Je prends bien mon temps à m’appliquer sur cette belle bite que je commence à voir l’habitude de sucer.
J’aspire le gland puis joue avec le prépuce avec ma langue.
Michel pousse des soupirs de plaisir et se laisse aller avachi sur le canapé, la tête basculé en arrière.
Il se régale et moi aussi.
Je le pompe vigoureusement deux ou trois minutes puis je passe à la pine de Marc qui n’attend que ça.
Son gland et tout mouillé je commence par le lécher pour récupérer les quelques perles qui sortent.
Il me donne des petits coups de bassin pour limer la gueule en douceur.
C’est trop bon, il prend un pied fou dans ma bouche.
Je les suce à tour de rôle une bonne demi heure, puis je monte sur Marc, face à lui et m’empale sur sa queue en douceur.
Il passe ses mains derrière mes reins et m’attrape par les fesses pour me bourrer le trou.
Je sens bien sa grosse pine me régaler la rondelle.
Michel se redresse et me fou sa bite dans la bouche.
Je suis encore en train de faire la salope, hum, je le suce en fond de gorge lui donnant ainsi un maximum de plaisir.
Marc continue de casser le cul et de me faire jouir du trou comme une petite chienne, je sens que je suis bien ouvert.
Marc se retire et me fais mettre les jambes écartées sur le canapé et les bras sur le dossier.
Il se met debout et remet sa bite dans mon cul de PD.
Il y va à bonne allure, me traitant de tout les noms.
Au bout d’un petit moment de gavage de cul, il se retire à nouveau et c’est mon oncle qui prend le relais.
J’ai le jambes qui se dérobent tellement c’est bon.
Mon oncle me défonce bien le cul, sa queue et dure comme du béton.
Il la rentre et la sort pour éviter de jouir trop vite, moi je crie tellement j’en veux encore, tellement j’ai faim de leurs bonnes queues.
Il m’attrape par les anches et continue à me limer le cul comme un malade.
Je tremble de tout les côtés, je prends un pied d’enfer et mon oncle aussi on dirait.

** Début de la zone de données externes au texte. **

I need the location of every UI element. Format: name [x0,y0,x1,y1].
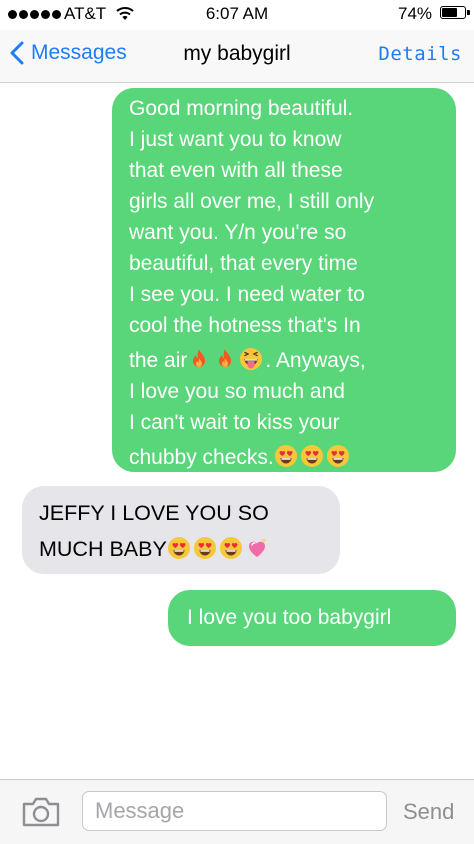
message-line: the air . Anyways, [129,345,442,376]
message-line: that even with all these [129,159,343,182]
sent-message-bubble[interactable]: I love you too babygirl [168,590,456,646]
message-line: I just want you to know [129,128,342,151]
message-line: I love you so much and [129,380,345,403]
heart-eyes-emoji-icon [326,444,350,468]
heart-eyes-emoji-icon [219,536,243,560]
message-line: Good morning beautiful. [129,97,354,120]
send-button[interactable]: Send [403,799,454,825]
message-line: cool the hotness that's In [129,314,361,337]
fire-emoji-icon [213,347,237,371]
sent-message-bubble[interactable]: Good morning beautiful. I just want you … [112,88,456,472]
navigation-bar: Messages my babygirl Details [0,30,474,83]
message-line: I can't wait to kiss your [129,411,340,434]
message-line: girls all over me, I still only [129,190,375,213]
message-text: MUCH BABY [39,537,167,561]
sparkling-heart-emoji-icon [245,536,269,560]
message-line: MUCH BABY [39,531,328,567]
battery-icon [440,6,470,19]
status-bar: AT&T 6:07 AM 74% [0,0,474,30]
message-input-bar: Send [0,779,474,844]
message-text: chubby checks. [129,446,274,469]
message-text: . Anyways, [265,349,366,372]
details-button[interactable]: Details [378,43,462,65]
heart-eyes-emoji-icon [193,536,217,560]
message-line: beautiful, that every time [129,252,358,275]
heart-eyes-emoji-icon [167,536,191,560]
battery-percent: 74% [398,4,433,23]
message-text: I love you too babygirl [187,606,392,629]
received-message-bubble[interactable]: JEFFY I LOVE YOU SO MUCH BABY [22,486,340,574]
message-line: JEFFY I LOVE YOU SO [39,501,269,525]
camera-icon[interactable] [21,796,61,828]
message-text: the air [129,349,188,372]
heart-eyes-emoji-icon [274,444,298,468]
message-input[interactable] [82,791,387,831]
tongue-emoji-icon [239,347,263,371]
heart-eyes-emoji-icon [300,444,324,468]
message-line: chubby checks. [129,442,442,473]
fire-emoji-icon [187,347,211,371]
message-line: want you. Y/n you're so [129,221,347,244]
message-line: I see you. I need water to [129,283,365,306]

Je prends la bite de Marc et la remets en bouche.
Je la tète frénétiquement, je veux son jus de mec, je lui lèche les couilles, remonte sur la hampe et englouti son gros gland.
Elle sent fort comme j’aime.
Marc me pousse sur la nuque et me baise la gueule à grands coups de queue.

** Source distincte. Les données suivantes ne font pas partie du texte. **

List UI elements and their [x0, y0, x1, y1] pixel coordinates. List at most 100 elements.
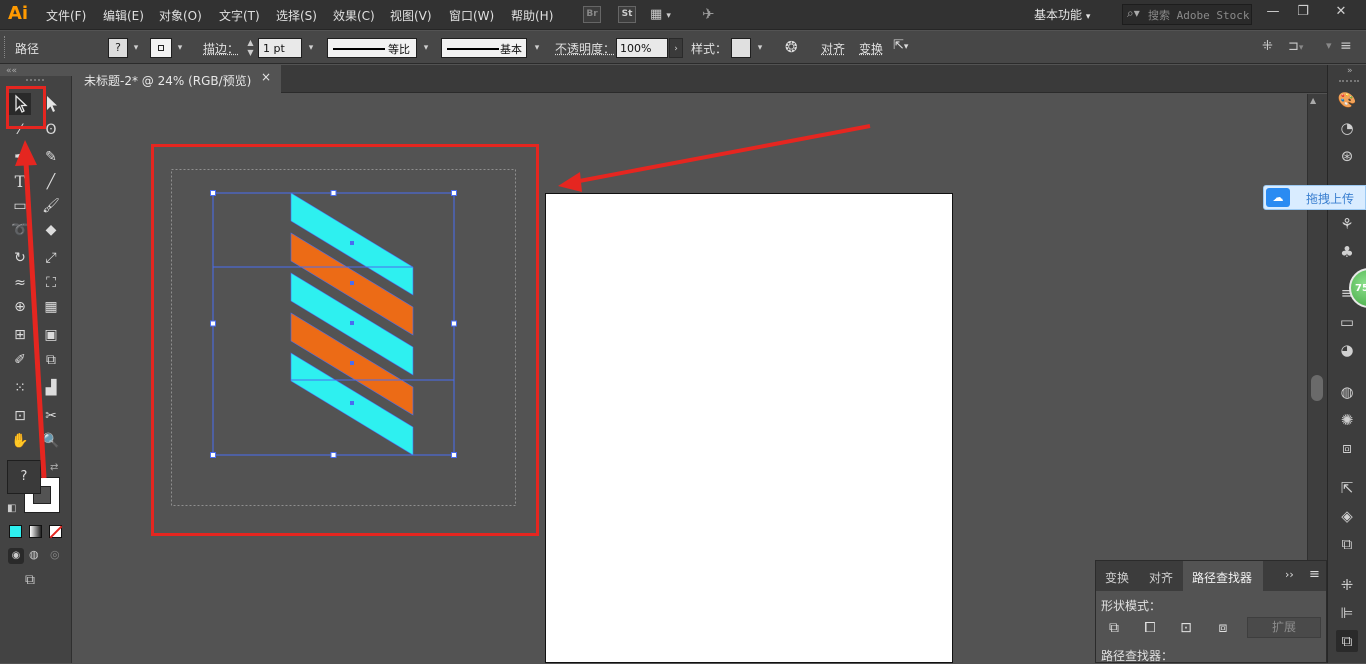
graphic-style-swatch[interactable] — [731, 38, 751, 58]
toolbox-grip[interactable] — [26, 79, 44, 81]
stock-button[interactable]: St — [618, 6, 636, 23]
stroke-swatch[interactable] — [150, 38, 172, 58]
artboard-tool-icon[interactable]: ⊡ — [9, 405, 31, 427]
zoom-tool-icon[interactable]: 🔍 — [40, 430, 62, 452]
layers-icon[interactable]: ◈ — [1336, 505, 1358, 527]
rectangle-tool-icon[interactable]: ▭ — [9, 195, 31, 217]
asset-export-icon[interactable]: ⧈ — [1336, 437, 1358, 459]
align-options-icon[interactable]: ⁜ — [1262, 39, 1273, 54]
rotate-tool-icon[interactable]: ↻ — [9, 247, 31, 269]
opacity-label[interactable]: 不透明度： — [555, 40, 615, 57]
workspace-switcher[interactable]: 基本功能 ▾ — [1034, 6, 1090, 23]
variable-width-profile[interactable]: 等比 — [327, 38, 417, 58]
gpu-performance-icon[interactable]: ✈ — [702, 5, 715, 23]
toolbox-collapse-icon[interactable]: «« — [6, 66, 17, 76]
eyedropper-tool-icon[interactable]: ✐ — [9, 349, 31, 371]
perspective-grid-tool-icon[interactable]: ▦ — [40, 296, 62, 318]
opacity-input[interactable]: 100% — [616, 38, 668, 58]
tab-transform[interactable]: 变换 — [1097, 561, 1139, 591]
screen-mode-icon[interactable]: ⧉ — [25, 572, 35, 588]
menu-help[interactable]: 帮助(H) — [511, 7, 553, 24]
brush-dropdown-icon[interactable]: ▾ — [530, 38, 544, 58]
vertical-scrollbar-thumb[interactable] — [1311, 375, 1323, 401]
align-panel-icon[interactable]: ⊫ — [1336, 602, 1358, 624]
color-guide-icon[interactable]: ◔ — [1336, 117, 1358, 139]
profile-dropdown-icon[interactable]: ▾ — [419, 38, 433, 58]
restore-button[interactable]: ❐ — [1288, 2, 1318, 24]
control-bar-grip[interactable] — [4, 36, 7, 58]
fill-dropdown-icon[interactable]: ▾ — [129, 38, 143, 58]
mesh-tool-icon[interactable]: ⊞ — [9, 324, 31, 346]
symbols-icon[interactable]: ♣ — [1336, 241, 1358, 263]
color-mode-icon[interactable] — [9, 525, 22, 538]
color-panel-icon[interactable]: 🎨 — [1336, 89, 1358, 111]
exclude-icon[interactable]: ⧈ — [1214, 619, 1232, 637]
shape-builder-tool-icon[interactable]: ⊕ — [9, 296, 31, 318]
swap-fill-stroke-icon[interactable]: ⇄ — [50, 462, 58, 473]
graphic-styles-icon[interactable]: ✺ — [1336, 409, 1358, 431]
artboards-icon[interactable]: ⧉ — [1336, 533, 1358, 555]
slice-tool-icon[interactable]: ✂ — [40, 405, 62, 427]
pathfinder-menu-icon[interactable]: ≡ — [1309, 567, 1320, 582]
symbol-sprayer-tool-icon[interactable]: ⁙ — [9, 377, 31, 399]
menu-effect[interactable]: 效果(C) — [333, 7, 375, 24]
draw-normal-icon[interactable]: ◉ — [8, 548, 24, 564]
fill-swatch[interactable]: ? — [108, 38, 128, 58]
menu-select[interactable]: 选择(S) — [276, 7, 317, 24]
tab-pathfinder[interactable]: 路径查找器 — [1183, 561, 1263, 591]
default-fill-stroke-icon[interactable]: ◧ — [7, 503, 16, 514]
brush-definition[interactable]: 基本 — [441, 38, 527, 58]
draw-behind-icon[interactable]: ◍ — [29, 548, 39, 561]
paintbrush-tool-icon[interactable]: 🖌 — [40, 195, 62, 217]
width-tool-icon[interactable]: ≈ — [9, 272, 31, 294]
hand-tool-icon[interactable]: ✋ — [9, 430, 31, 452]
menu-file[interactable]: 文件(F) — [46, 7, 86, 24]
gradient-panel-icon[interactable]: ▭ — [1336, 311, 1358, 333]
gradient-tool-icon[interactable]: ▣ — [40, 324, 62, 346]
align-link[interactable]: 对齐 — [821, 40, 845, 57]
curvature-tool-icon[interactable]: ✎ — [40, 146, 62, 168]
distribute-icon[interactable]: ⊐▾ — [1288, 39, 1303, 54]
menu-type[interactable]: 文字(T) — [219, 7, 260, 24]
recolor-artwork-icon[interactable]: ❂ — [785, 38, 798, 56]
intersect-icon[interactable]: ⊡ — [1177, 619, 1195, 637]
opacity-expand-icon[interactable]: › — [669, 38, 683, 58]
stroke-weight-input[interactable]: 1 pt — [258, 38, 302, 58]
menu-window[interactable]: 窗口(W) — [449, 7, 494, 24]
menu-view[interactable]: 视图(V) — [390, 7, 432, 24]
panel-menu-icon[interactable]: ≡ — [1340, 38, 1352, 54]
bridge-button[interactable]: Br — [583, 6, 601, 23]
transform-panel-icon[interactable]: ⁜ — [1336, 574, 1358, 596]
stroke-label[interactable]: 描边： — [203, 40, 239, 57]
document-tab[interactable]: 未标题-2* @ 24% (RGB/预览) — [75, 65, 281, 93]
export-icon[interactable]: ⇱ — [1336, 477, 1358, 499]
expand-button[interactable]: 扩展 — [1247, 617, 1321, 638]
stroke-weight-stepper[interactable]: ▲ ▼ — [244, 38, 257, 58]
line-segment-tool-icon[interactable]: ╱ — [40, 171, 62, 193]
free-transform-tool-icon[interactable]: ⛶ — [40, 272, 62, 294]
menu-edit[interactable]: 编辑(E) — [103, 7, 144, 24]
pathfinder-panel-icon[interactable]: ⧉ — [1336, 630, 1358, 652]
menu-object[interactable]: 对象(O) — [159, 7, 202, 24]
dock-grip[interactable] — [1339, 80, 1359, 82]
isolate-selected-icon[interactable]: ⇱▾ — [893, 38, 908, 53]
brushes-icon[interactable]: ⚘ — [1336, 213, 1358, 235]
style-dropdown-icon[interactable]: ▾ — [753, 38, 767, 58]
arrange-documents-icon[interactable]: ▦ ▾ — [650, 7, 671, 22]
none-mode-icon[interactable] — [49, 525, 63, 539]
pen-tool-icon[interactable]: ✒ — [9, 146, 31, 168]
eraser-tool-icon[interactable]: ◆ — [40, 219, 62, 241]
minimize-button[interactable]: — — [1258, 2, 1288, 24]
close-tab-icon[interactable]: × — [261, 70, 271, 84]
minus-front-icon[interactable]: ⧠ — [1141, 619, 1159, 637]
scale-tool-icon[interactable]: ⤢ — [40, 247, 62, 269]
draw-inside-icon[interactable]: ◎ — [50, 548, 60, 561]
transform-link[interactable]: 变换 — [859, 40, 883, 57]
unite-icon[interactable]: ⧉ — [1105, 619, 1123, 637]
stroke-dropdown-icon[interactable]: ▾ — [173, 38, 187, 58]
swatches-icon[interactable]: ⊛ — [1336, 145, 1358, 167]
artboard[interactable] — [545, 193, 953, 663]
appearance-panel-icon[interactable]: ◍ — [1336, 381, 1358, 403]
stroke-weight-dropdown-icon[interactable]: ▾ — [304, 38, 318, 58]
panel-collapse-icon[interactable]: ›› — [1285, 568, 1294, 581]
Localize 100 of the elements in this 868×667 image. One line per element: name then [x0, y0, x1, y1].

Je m’étouffe tellement il la rentre profondément dans ma bouche.
Je sens le gland me frotter la grotte.
On reste ainsi une bonne dizaine de minutes.

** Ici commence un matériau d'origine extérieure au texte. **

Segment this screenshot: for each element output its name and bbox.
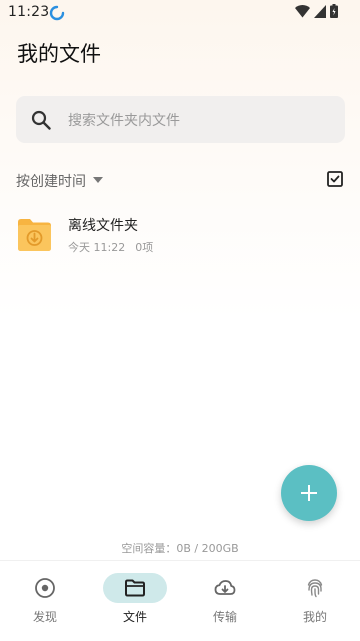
page-title: 我的文件 bbox=[17, 42, 101, 66]
offline-folder-icon bbox=[18, 219, 51, 251]
status-icons bbox=[295, 4, 338, 18]
sort-row: 按创建时间 bbox=[16, 168, 344, 192]
nav-label-me: 我的 bbox=[302, 610, 327, 624]
storage-capacity: 空间容量：0B / 200GB bbox=[121, 542, 239, 555]
sort-dropdown[interactable]: 按创建时间 bbox=[16, 171, 86, 191]
file-meta: 今天 11:22 0项 bbox=[68, 239, 153, 255]
bottom-nav: 发现 文件 传输 我的 bbox=[0, 560, 360, 641]
nav-item-transfer[interactable]: 传输 bbox=[180, 561, 270, 641]
nav-label-files: 文件 bbox=[122, 610, 147, 624]
chevron-down-icon[interactable] bbox=[93, 177, 103, 183]
checkbox-select-icon[interactable] bbox=[326, 170, 344, 188]
wifi-icon bbox=[295, 4, 310, 17]
search-placeholder: 搜索文件夹内文件 bbox=[68, 113, 180, 129]
folder-icon bbox=[125, 579, 145, 597]
nav-label-discover: 发现 bbox=[32, 610, 57, 624]
sync-icon bbox=[49, 5, 65, 21]
signal-icon bbox=[314, 4, 326, 18]
nav-item-discover[interactable]: 发现 bbox=[0, 561, 90, 641]
file-date: 今天 11:22 bbox=[68, 241, 126, 254]
add-button[interactable] bbox=[281, 465, 337, 521]
battery-icon bbox=[330, 4, 338, 18]
nav-item-me[interactable]: 我的 bbox=[270, 561, 360, 641]
cloud-transfer-icon bbox=[214, 580, 236, 595]
discover-icon bbox=[35, 578, 55, 598]
search-icon bbox=[31, 110, 51, 130]
file-name: 离线文件夹 bbox=[68, 218, 138, 234]
search-input[interactable]: 搜索文件夹内文件 bbox=[16, 96, 345, 143]
nav-item-files[interactable]: 文件 bbox=[90, 561, 180, 641]
status-bar: 11:23 bbox=[0, 0, 360, 26]
status-time: 11:23 bbox=[8, 4, 50, 20]
list-item[interactable]: 离线文件夹 今天 11:22 0项 bbox=[0, 210, 360, 262]
nav-label-transfer: 传输 bbox=[212, 610, 237, 624]
file-count: 0项 bbox=[135, 241, 154, 254]
fingerprint-icon bbox=[307, 579, 323, 598]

Je n’arrête pas de mouiller du cul tellement je me fais déboîter.
Mon oncle y met tout son ardeur, me tirant sur la ficelle du string et me donnant des petites baffes les fesses.
Je passe ma main sous ma robe et chope ma bite raide de désir.
Je commence à me branler en cadence avec mes deux baiseurs quand soudain, on entends la voiture de mon père se garer dans l’allée.
J’ai le cœur qui bat à deux mille à l’heure.
Il est de retour, je vais enfin me faire baiser par la grosse bite de mon père.